It’s reassuring to have prejudices confirmed; politicians are corrupt, blondes have more fun, and AOL is hopeless. The former internet giant on Thursday confirmed the sale of Bebo– a social networking site bought for $850m in 2008 – but did not disclose the likely nominal sale price. Such value destruction is less than the worst deal of the century, the dotcom era merger with Time Warner, but that is small consolation to shareholders given AOL stock is down a 10th since December’s spin-out.

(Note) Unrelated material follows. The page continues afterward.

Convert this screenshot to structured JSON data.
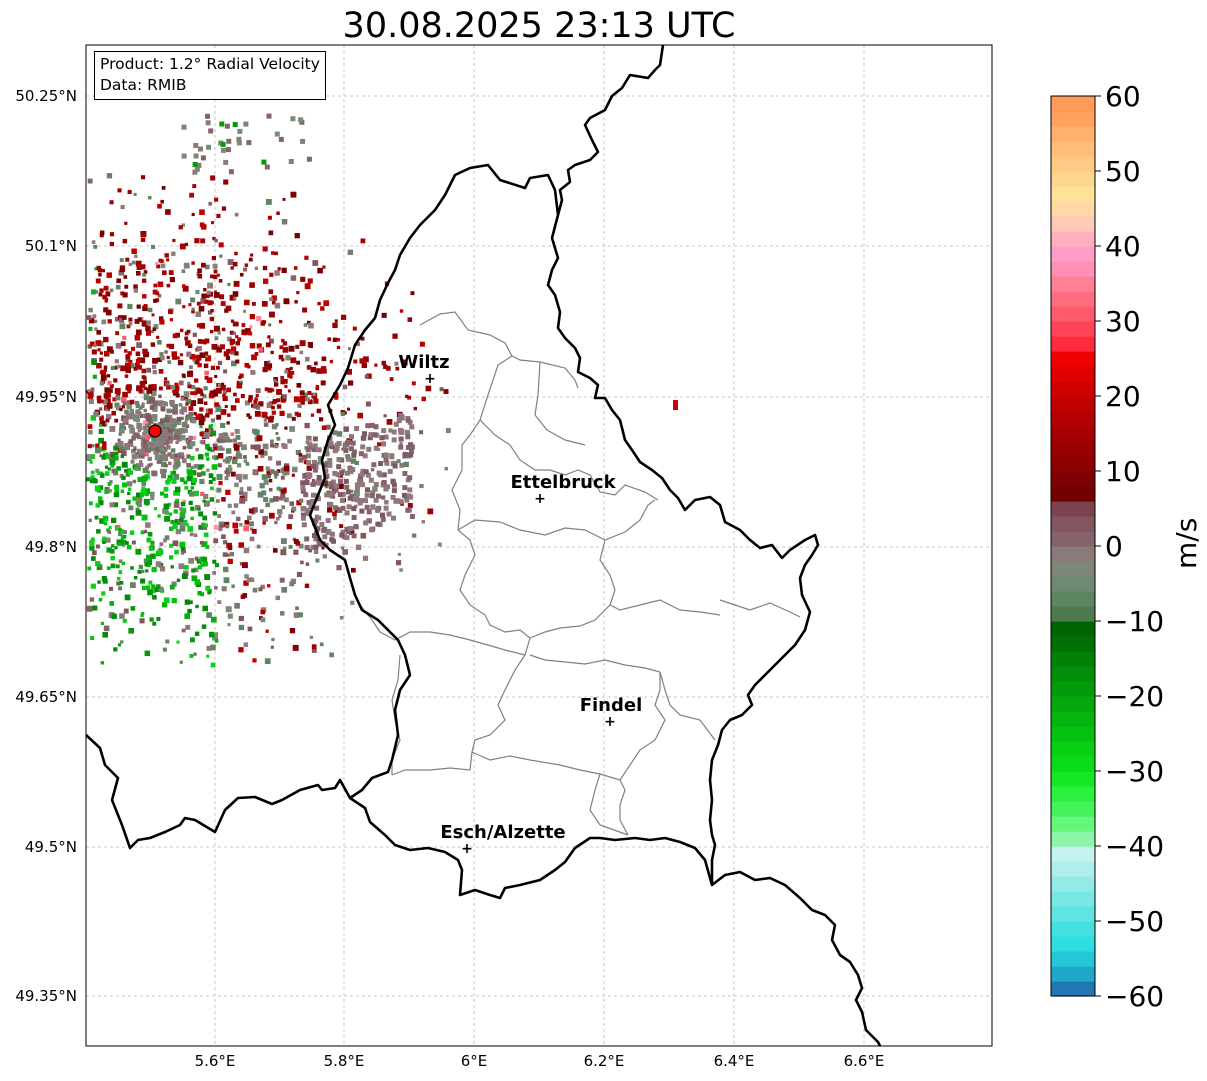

As a mess of businesses is slowly untangled, however, it is at least becoming clear what AOL thinks its purpose in life ought to be. Search is now an afterthought in a market controlled by Google, and dial-up internet is in terminal decline. So for at least the third time, and following in the footsteps of larger competitor Yahoo, AOL is setting out to become a media company producing content advertisers will pay for.
The company has hired 500 full-time journalists – including nine Pulitzer prize winners – and plans to hire hundreds more, mostly for a hyper-local news service. A collection of about 80 online brands – including technology site engadget and celebrity news outlet TMZ – are to be grouped into a collection of more focused networks. Actually making the reorganisation work will be a mean feat, but falling technology and media costs as AOL taps a network of more than 30,000 freelancers will help. Barriers to entry remain low, yet AOL’s existing large audience should be an advantage in promotion.
As for those shares, while the analyst community is indifferent – three-quarters of those following it rate it a hold – chief executive Tim Armstrong is spending his own money on stock. AOL’s challenges are considerable, but they are also well known. It may be time, finally, to re-examine those prejudices.